The Cisco Talos team of researchers revealed the finding of two critical flaws that could allow threat actors to hack zoom group session participants’ systems. These are path traversal vulnerabilities that can be exploited to write or plant arbitrary files on systems running vulnerable versions of Zoom to execute malicious code.

Successful exploitation of these flaws would require little interaction by chat participants (they could even be exploited without victim interaction), and the attack only requires sending specially designed messages via chat in a Zoom session.

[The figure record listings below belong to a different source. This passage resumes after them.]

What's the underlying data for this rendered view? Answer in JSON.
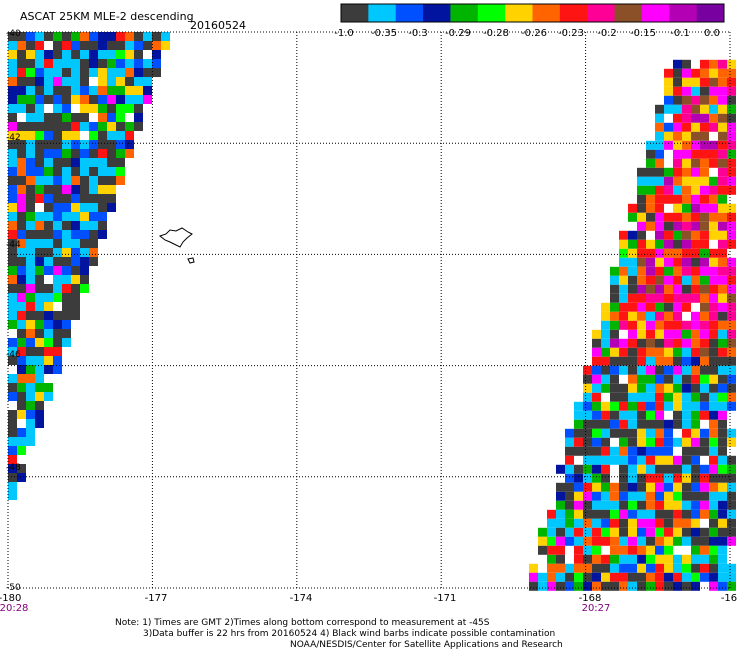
{
  "header": {
    "title": "ASCAT 25KM MLE-2 descending",
    "date": "20160524"
  },
  "colorbar": {
    "colors": [
      "#3c3c3c",
      "#00c8ff",
      "#0050ff",
      "#0014a0",
      "#00b400",
      "#00ff00",
      "#ffd200",
      "#ff6400",
      "#ff1414",
      "#ff0096",
      "#8c5028",
      "#ff00ff",
      "#b400b4",
      "#7800a0"
    ],
    "labels": [
      "-1.0",
      "-0.35",
      "-0.3",
      "-0.29",
      "-0.28",
      "-0.26",
      "-0.23",
      "-0.2",
      "-0.15",
      "-0.1",
      "0.0"
    ]
  },
  "chart_data": {
    "type": "heatmap",
    "title": "ASCAT 25KM MLE-2 descending",
    "xlim": [
      -180,
      -165
    ],
    "ylim": [
      -50,
      -40
    ],
    "x_tick_labels": [
      "-180",
      "-177",
      "-174",
      "-171",
      "-168",
      "-16"
    ],
    "y_tick_labels": [
      "-40",
      "-42",
      "-44",
      "-46",
      "-48",
      "-50"
    ],
    "time_labels": [
      {
        "lon": -180,
        "text": "20:28"
      },
      {
        "lon": -168,
        "text": "20:27"
      }
    ],
    "grid": true,
    "swaths": [
      {
        "name": "west",
        "lat_top": -40.0,
        "lat_bottom": -48.3,
        "lon_edge_top": -176.8,
        "lon_edge_bottom": -180.0
      },
      {
        "name": "east",
        "lat_top": -40.5,
        "lat_bottom": -50.0,
        "lon_edge_top": -166.2,
        "lon_edge_bottom": -169.2
      }
    ],
    "island": {
      "lon": -176.5,
      "lat": -44.0
    }
  },
  "footer": {
    "line1": "Note: 1) Times are GMT 2)Times along bottom correspond to measurement at -45S",
    "line2": "3)Data buffer is 22 hrs from 20160524 4) Black wind barbs indicate possible contamination",
    "line3": "NOAA/NESDIS/Center for Satellite Applications and Research"
  }
}
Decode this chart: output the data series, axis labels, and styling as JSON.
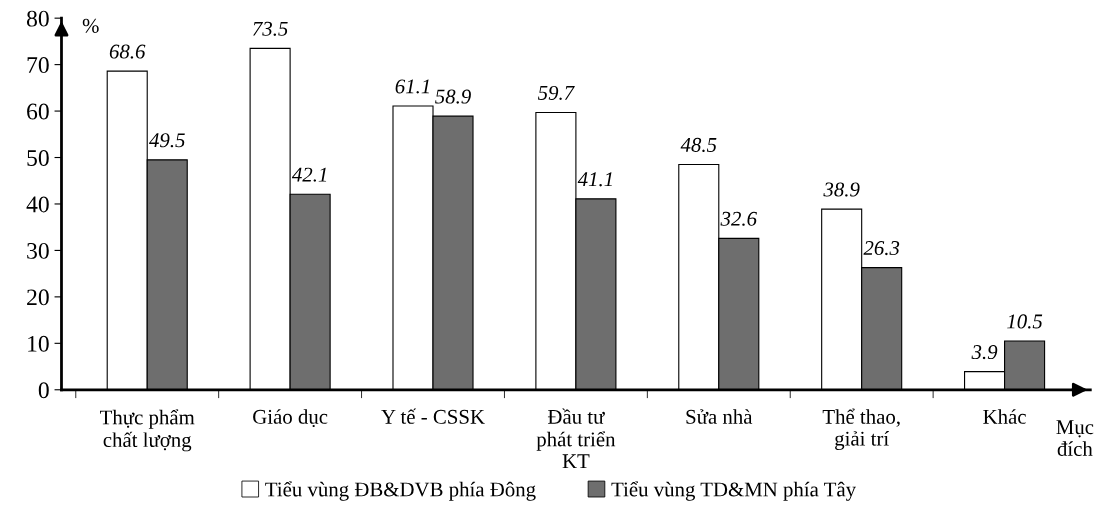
{
  "chart_data": {
    "type": "bar",
    "ylabel": "%",
    "xlabel": "Mục đích",
    "categories": [
      "Thực phẩm\nchất lượng",
      "Giáo dục",
      "Y tế - CSSK",
      "Đầu tư\nphát triển\nKT",
      "Sửa nhà",
      "Thể thao,\ngiải trí",
      "Khác"
    ],
    "series": [
      {
        "name": "Tiểu vùng ĐB&DVB phía Đông",
        "color": "#ffffff",
        "values": [
          68.6,
          73.5,
          61.1,
          59.7,
          48.5,
          38.9,
          3.9
        ]
      },
      {
        "name": "Tiểu vùng TD&MN phía Tây",
        "color": "#6e6e6e",
        "values": [
          49.5,
          42.1,
          58.9,
          41.1,
          32.6,
          26.3,
          10.5
        ]
      }
    ],
    "ylim": [
      0,
      80
    ],
    "yticks": [
      0,
      10,
      20,
      30,
      40,
      50,
      60,
      70,
      80
    ],
    "data_labels": true,
    "grid": false,
    "legend": "bottom"
  }
}
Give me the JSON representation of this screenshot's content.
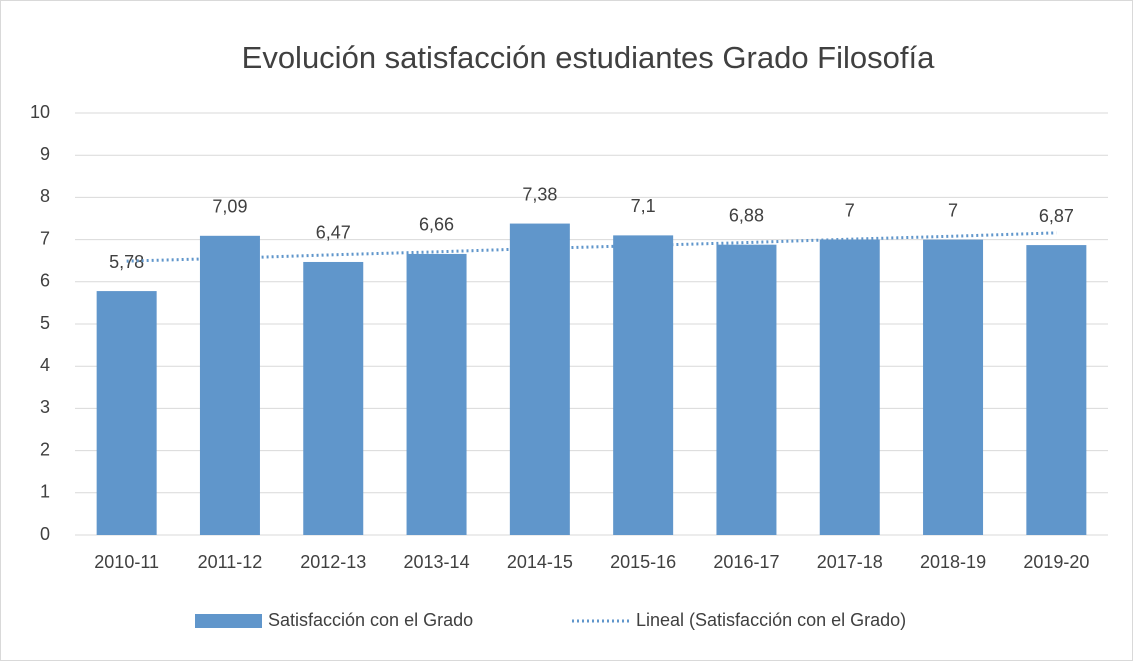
{
  "chart_data": {
    "type": "bar",
    "title": "Evolución satisfacción estudiantes Grado Filosofía",
    "categories": [
      "2010-11",
      "2011-12",
      "2012-13",
      "2013-14",
      "2014-15",
      "2015-16",
      "2016-17",
      "2017-18",
      "2018-19",
      "2019-20"
    ],
    "series": [
      {
        "name": "Satisfacción con el Grado",
        "color": "#6096cb",
        "values": [
          5.78,
          7.09,
          6.47,
          6.66,
          7.38,
          7.1,
          6.88,
          7,
          7,
          6.87
        ],
        "value_labels": [
          "5,78",
          "7,09",
          "6,47",
          "6,66",
          "7,38",
          "7,1",
          "6,88",
          "7",
          "7",
          "6,87"
        ]
      },
      {
        "name": "Lineal (Satisfacción con el Grado)",
        "color": "#6096cb",
        "type": "line",
        "style": "dotted",
        "values": [
          6.49,
          6.56,
          6.64,
          6.71,
          6.79,
          6.86,
          6.93,
          7.01,
          7.08,
          7.16
        ]
      }
    ],
    "ylim": [
      0,
      10
    ],
    "yticks": [
      0,
      1,
      2,
      3,
      4,
      5,
      6,
      7,
      8,
      9,
      10
    ],
    "grid": true,
    "legend": "bottom"
  }
}
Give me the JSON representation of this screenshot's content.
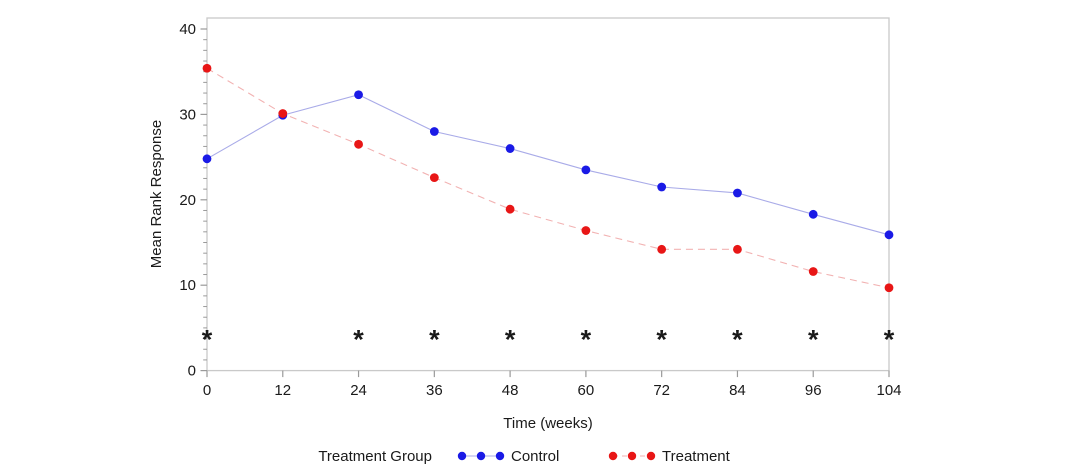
{
  "chart_data": {
    "type": "line",
    "title": "",
    "xlabel": "Time (weeks)",
    "ylabel": "Mean Rank Response",
    "x": [
      0,
      12,
      24,
      36,
      48,
      60,
      72,
      84,
      96,
      104
    ],
    "x_tick_labels": [
      "0",
      "12",
      "24",
      "36",
      "48",
      "60",
      "72",
      "84",
      "96",
      "104"
    ],
    "ylim": [
      0,
      40
    ],
    "yticks": [
      0,
      10,
      20,
      30,
      40
    ],
    "y_minor_tick_step": 1.25,
    "grid": false,
    "legend": {
      "position": "bottom-center",
      "title": "Treatment Group"
    },
    "series": [
      {
        "name": "Control",
        "values": [
          24.8,
          29.9,
          32.3,
          28.0,
          26.0,
          23.5,
          21.5,
          20.8,
          18.3,
          15.9
        ],
        "marker_color": "#1a1ae6",
        "line_color": "#a9abe8",
        "line_style": "solid"
      },
      {
        "name": "Treatment",
        "values": [
          35.4,
          30.1,
          26.5,
          22.6,
          18.9,
          16.4,
          14.2,
          14.2,
          11.6,
          9.7
        ],
        "marker_color": "#e81616",
        "line_color": "#f2b2b2",
        "line_style": "dashed"
      }
    ],
    "annotations": {
      "symbol": "*",
      "symbol_color": "#111111",
      "weeks": [
        0,
        24,
        36,
        48,
        60,
        72,
        84,
        96,
        104
      ],
      "y_value": 4
    },
    "colors": {
      "frame": "#c9c9c9",
      "tick": "#9a9a9a",
      "text": "#1a1a1a",
      "background": "#ffffff"
    }
  }
}
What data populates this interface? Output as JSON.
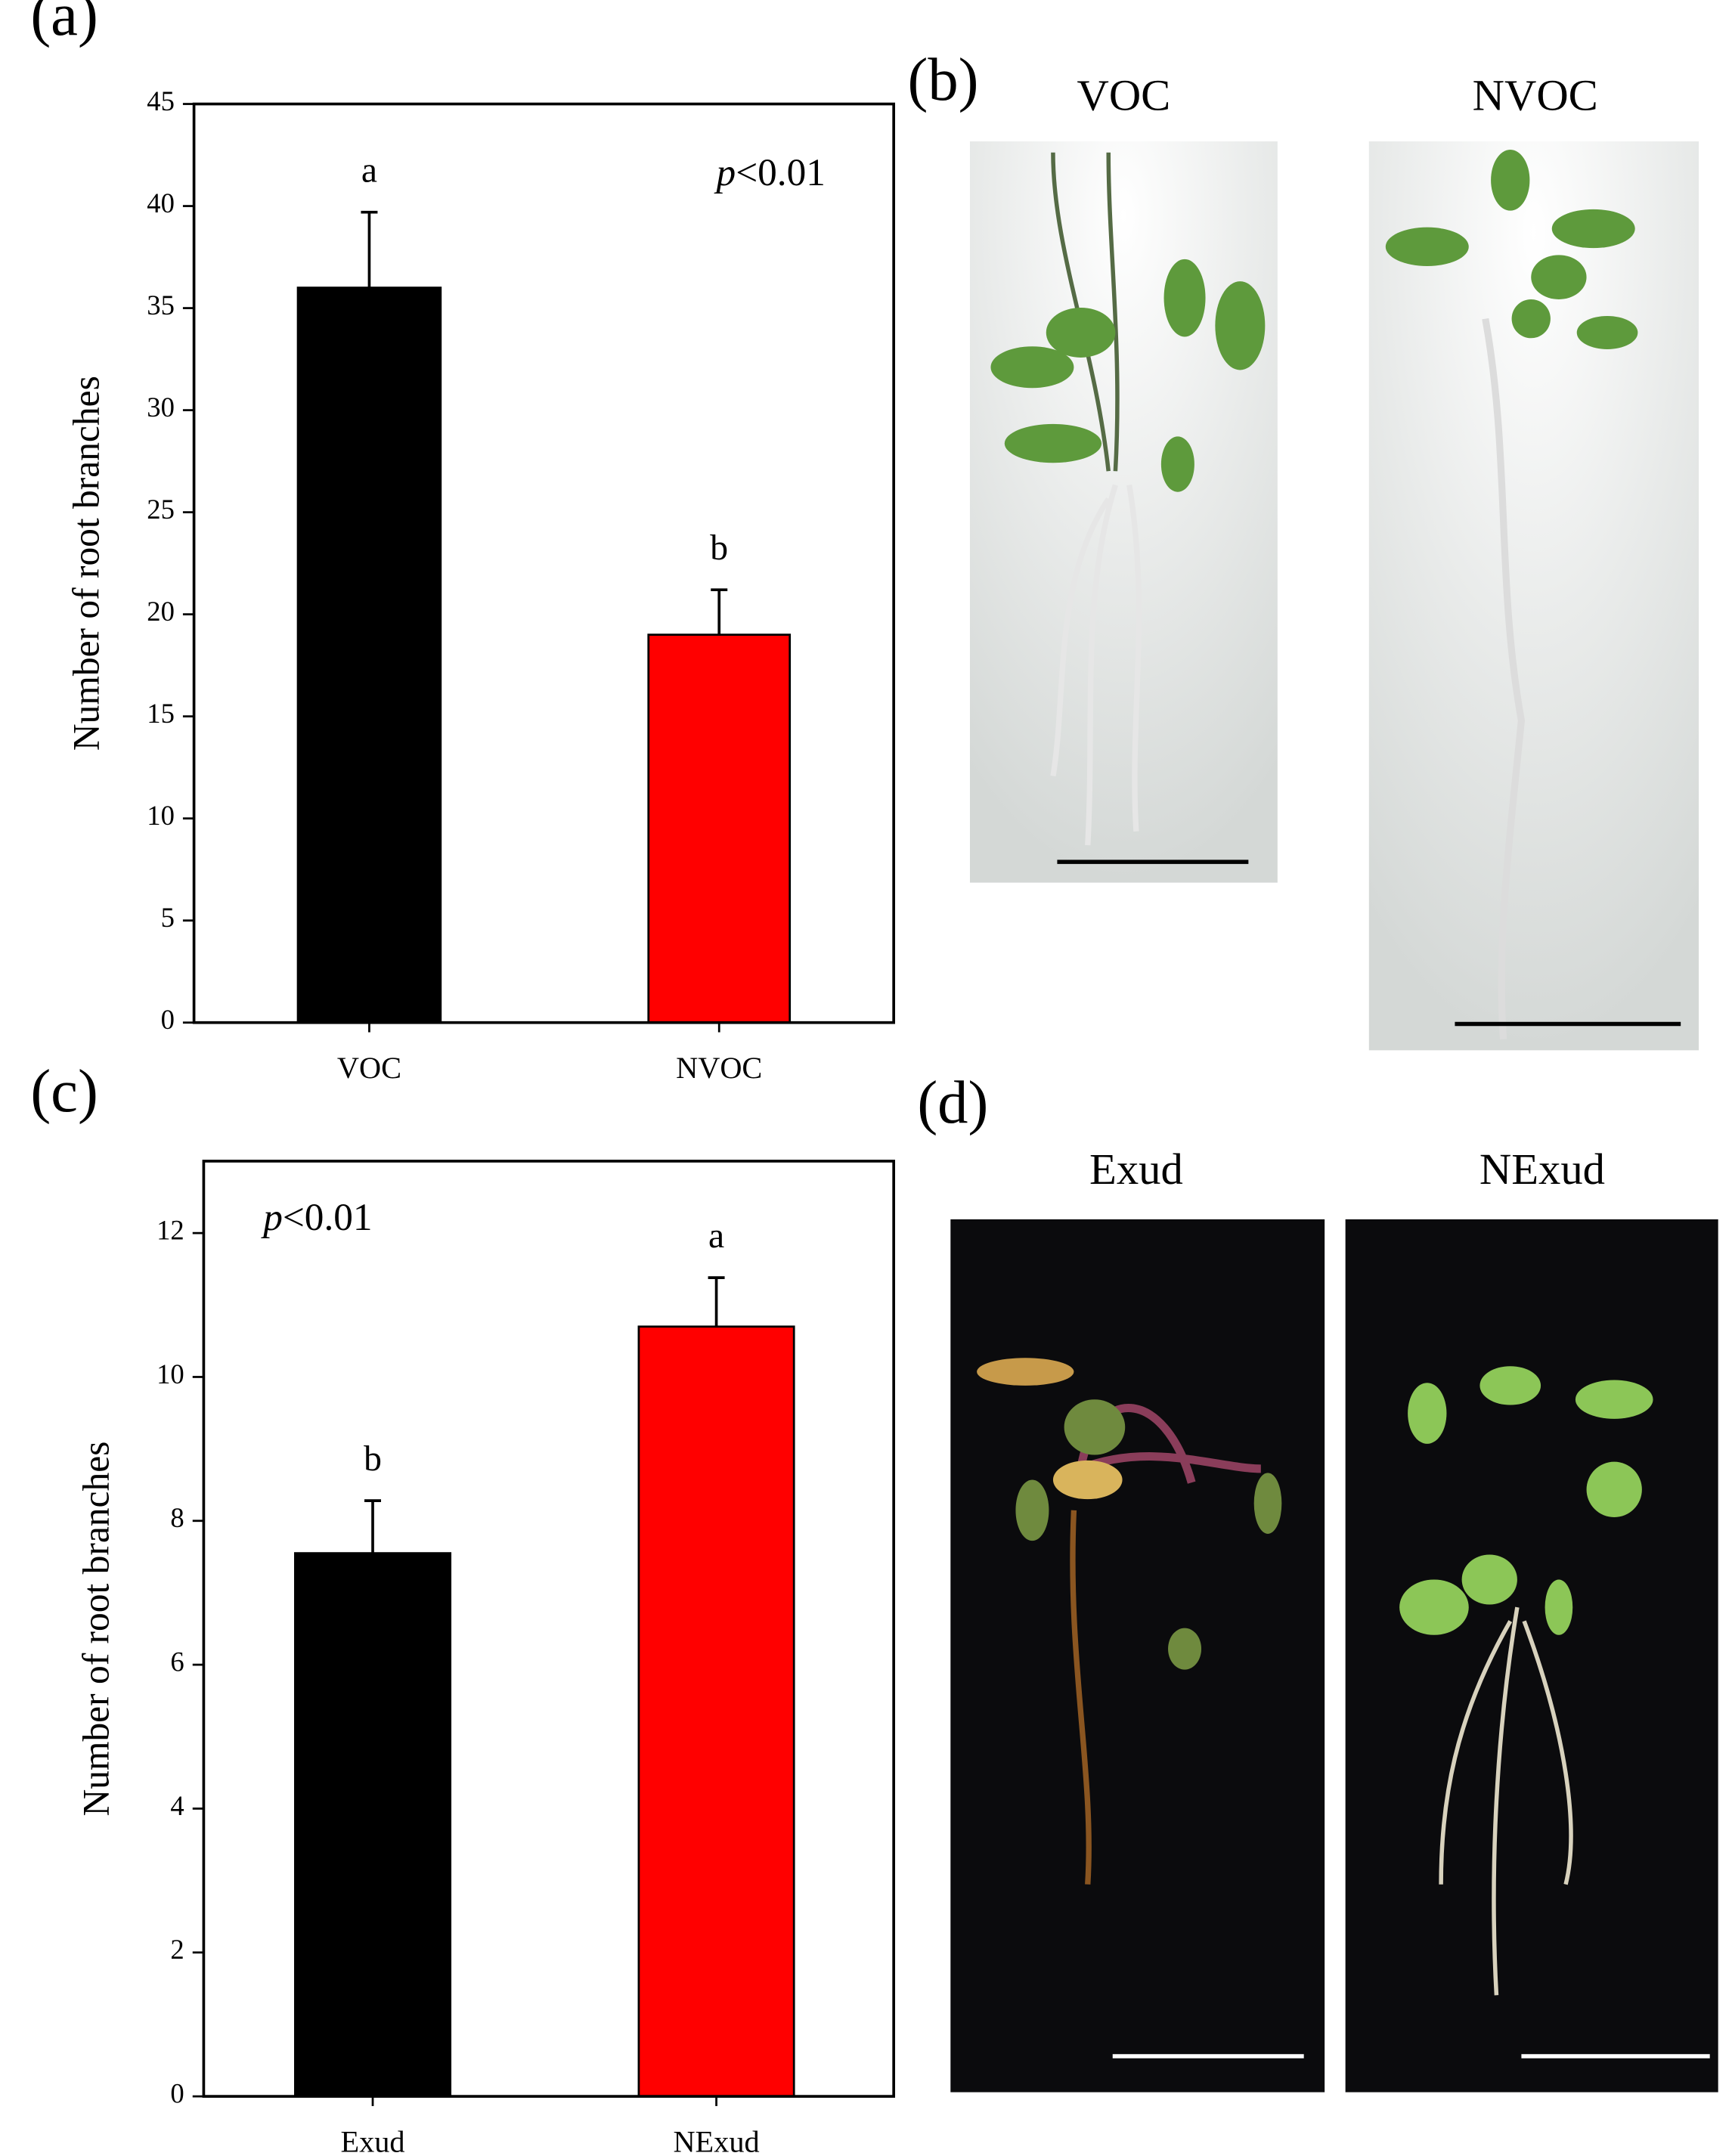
{
  "chart_data": [
    {
      "type": "bar",
      "panel_label": "(a)",
      "y_label": "Number of root branches",
      "categories": [
        "VOC",
        "NVOC"
      ],
      "values": [
        36,
        19
      ],
      "errors": [
        3.7,
        2.2
      ],
      "significance_letters": [
        "a",
        "b"
      ],
      "colors": [
        "#000000",
        "#ff0000"
      ],
      "annotation": {
        "italic": "p",
        "text": "<0.01"
      },
      "ylim": [
        0,
        45
      ],
      "yticks": [
        0,
        5,
        10,
        15,
        20,
        25,
        30,
        35,
        40,
        45
      ]
    },
    {
      "type": "bar",
      "panel_label": "(c)",
      "y_label": "Number of root branches",
      "categories": [
        "Exud",
        "NExud"
      ],
      "values": [
        7.55,
        10.7
      ],
      "errors": [
        0.73,
        0.68
      ],
      "significance_letters": [
        "b",
        "a"
      ],
      "colors": [
        "#000000",
        "#ff0000"
      ],
      "annotation": {
        "italic": "p",
        "text": "<0.01"
      },
      "ylim": [
        0,
        13
      ],
      "yticks": [
        0,
        2,
        4,
        6,
        8,
        10,
        12
      ]
    }
  ],
  "photos": [
    {
      "panel_label": "(b)",
      "titles": [
        "VOC",
        "NVOC"
      ]
    },
    {
      "panel_label": "(d)",
      "titles": [
        "Exud",
        "NExud"
      ]
    }
  ]
}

The first flaw, tracked as CVE-2020-6109, lies in the way Zoom takes advantage of the GIPHY service (which was recently acquired by Facebook), to allow its users to search and send GIFs without leaving video conferencing. Zoom does not check whether a shared GIF is being loaded from the Giphy service or not, so hackers could embed a GIF from a malicious server without users detecting anomalous behavior.

Moreover, CVE-2020-6110 is a remote code execution vulnerability that resides in how vulnerable versions of the Zoom application process snippets shared chat.

Zoom’s chat functionality is based on the XMPP standard with additional extensions to support the rich user experience. One such extension supports a function that includes source snippets that have support for highlighting the full syntax. The function for sending code snippets requires the installation of an additional add-in, but receiving them does not require this. This feature is implemented as an extension of file sharing support.

This feature creates a zip file of the shared snippet before sending it and then automatically unzips it to the recipient’s system. According to the researchers, Zoom’s zip file extraction function does not validate the contents of the zip file before extracting it, allowing hackers to plant arbitrary binaries on specific systems.

The flaws have already been fixed, so Zoom users should only verify the proper installation of the security patches.